Other drivers to cloud data warehouse migration are that most organizations have clear usage peaks, and elasticity can be used when using cloud computing. The elasticity of cloud services eliminates many hidden costs and is a significant factor of cloud migration. This phenomenon significantly affects E-Commerce companies as users rush into their website on specific dates, causing massive traffic just for short periods. Eventually, these companies started to sell this extra capacity to other companies as on-demand services, giving rise to the modern cloud infrastructure providers.
Currently, modern cloud infrastructure providers offer Cloud Data Warehouses, which allow companies, organizations, and individuals to use databases through secure internet connections without buying on-premise physical servers or databases. These cloud data warehouses are generally databases optimized for the use of analytics. They are scalable because there is no practical limit to storage, and the user typically pays for the usage and storage (the latter being usually a low cost to encourage data storage).

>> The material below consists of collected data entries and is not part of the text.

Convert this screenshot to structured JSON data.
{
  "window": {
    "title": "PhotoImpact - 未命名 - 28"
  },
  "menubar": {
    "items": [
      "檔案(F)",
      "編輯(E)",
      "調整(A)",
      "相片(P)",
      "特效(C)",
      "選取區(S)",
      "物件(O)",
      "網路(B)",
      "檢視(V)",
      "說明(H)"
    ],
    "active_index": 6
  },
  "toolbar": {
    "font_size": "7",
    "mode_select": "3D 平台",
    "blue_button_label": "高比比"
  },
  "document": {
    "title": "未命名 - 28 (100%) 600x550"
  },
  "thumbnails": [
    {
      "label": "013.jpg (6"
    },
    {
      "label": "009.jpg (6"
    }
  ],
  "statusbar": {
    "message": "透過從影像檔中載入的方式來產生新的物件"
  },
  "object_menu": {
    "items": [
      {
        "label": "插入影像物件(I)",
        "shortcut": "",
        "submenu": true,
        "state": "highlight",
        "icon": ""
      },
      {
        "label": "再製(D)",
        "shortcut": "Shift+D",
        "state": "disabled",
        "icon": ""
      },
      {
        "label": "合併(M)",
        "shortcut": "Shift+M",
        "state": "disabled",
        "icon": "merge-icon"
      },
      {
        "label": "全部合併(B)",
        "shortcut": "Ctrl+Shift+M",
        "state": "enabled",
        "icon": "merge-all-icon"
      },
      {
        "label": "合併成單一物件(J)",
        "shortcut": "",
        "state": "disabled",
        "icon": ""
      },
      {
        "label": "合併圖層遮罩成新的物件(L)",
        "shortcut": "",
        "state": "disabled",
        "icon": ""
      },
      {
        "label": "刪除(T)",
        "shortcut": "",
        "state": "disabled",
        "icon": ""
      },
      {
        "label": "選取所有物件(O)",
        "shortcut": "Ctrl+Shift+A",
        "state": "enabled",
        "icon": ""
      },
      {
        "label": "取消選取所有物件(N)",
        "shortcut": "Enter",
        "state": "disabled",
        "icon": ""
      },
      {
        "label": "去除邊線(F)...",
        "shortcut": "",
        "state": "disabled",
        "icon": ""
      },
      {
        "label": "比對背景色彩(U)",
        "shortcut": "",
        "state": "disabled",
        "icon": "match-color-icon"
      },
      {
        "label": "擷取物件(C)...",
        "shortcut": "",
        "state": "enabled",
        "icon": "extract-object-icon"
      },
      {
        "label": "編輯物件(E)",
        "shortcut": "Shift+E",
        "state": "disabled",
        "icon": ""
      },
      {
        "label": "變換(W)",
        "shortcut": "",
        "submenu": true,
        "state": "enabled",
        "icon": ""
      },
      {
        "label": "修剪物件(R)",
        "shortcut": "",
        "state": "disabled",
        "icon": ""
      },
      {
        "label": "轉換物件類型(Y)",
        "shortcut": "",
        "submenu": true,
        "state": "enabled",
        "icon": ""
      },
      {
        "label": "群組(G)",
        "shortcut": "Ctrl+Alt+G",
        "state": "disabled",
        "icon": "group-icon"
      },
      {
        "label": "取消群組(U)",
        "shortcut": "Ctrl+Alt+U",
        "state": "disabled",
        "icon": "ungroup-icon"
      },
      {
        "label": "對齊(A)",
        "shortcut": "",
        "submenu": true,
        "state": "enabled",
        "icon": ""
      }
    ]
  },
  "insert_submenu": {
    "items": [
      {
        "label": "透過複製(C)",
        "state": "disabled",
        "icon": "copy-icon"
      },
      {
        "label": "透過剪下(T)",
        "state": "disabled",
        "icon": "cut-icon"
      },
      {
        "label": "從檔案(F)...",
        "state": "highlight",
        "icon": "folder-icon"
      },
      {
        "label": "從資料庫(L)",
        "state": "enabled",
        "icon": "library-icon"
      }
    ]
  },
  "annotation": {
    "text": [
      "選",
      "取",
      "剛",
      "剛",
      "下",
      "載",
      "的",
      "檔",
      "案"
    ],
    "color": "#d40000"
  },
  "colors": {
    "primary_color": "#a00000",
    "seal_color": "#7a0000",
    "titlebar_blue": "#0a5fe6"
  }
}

Cloud data warehouses have generally been relational databases with support for standard flavors of SQL. Still, now there is increased support in semi-structured data analytics, as well as unstructured data.
In recent years, the development of Cloud Data Lakes started to set the path for a change of paradigm from “database based” Cloud Data Warehouses to more blob-centric databases. This change uses different technologies to leverage queryable file formats such as Avro, Parquet, and Delta tables, along with the use of massive amounts of unstructured data to provide more flexibility given the constant change in volume and type of data.
This concept allowed the development of new applications that make extensive use of these unstructured data types. Thanks to blob storage which is generally cheaper than relational databases, allowed the development of robust applications at substantially lower costs than ever before.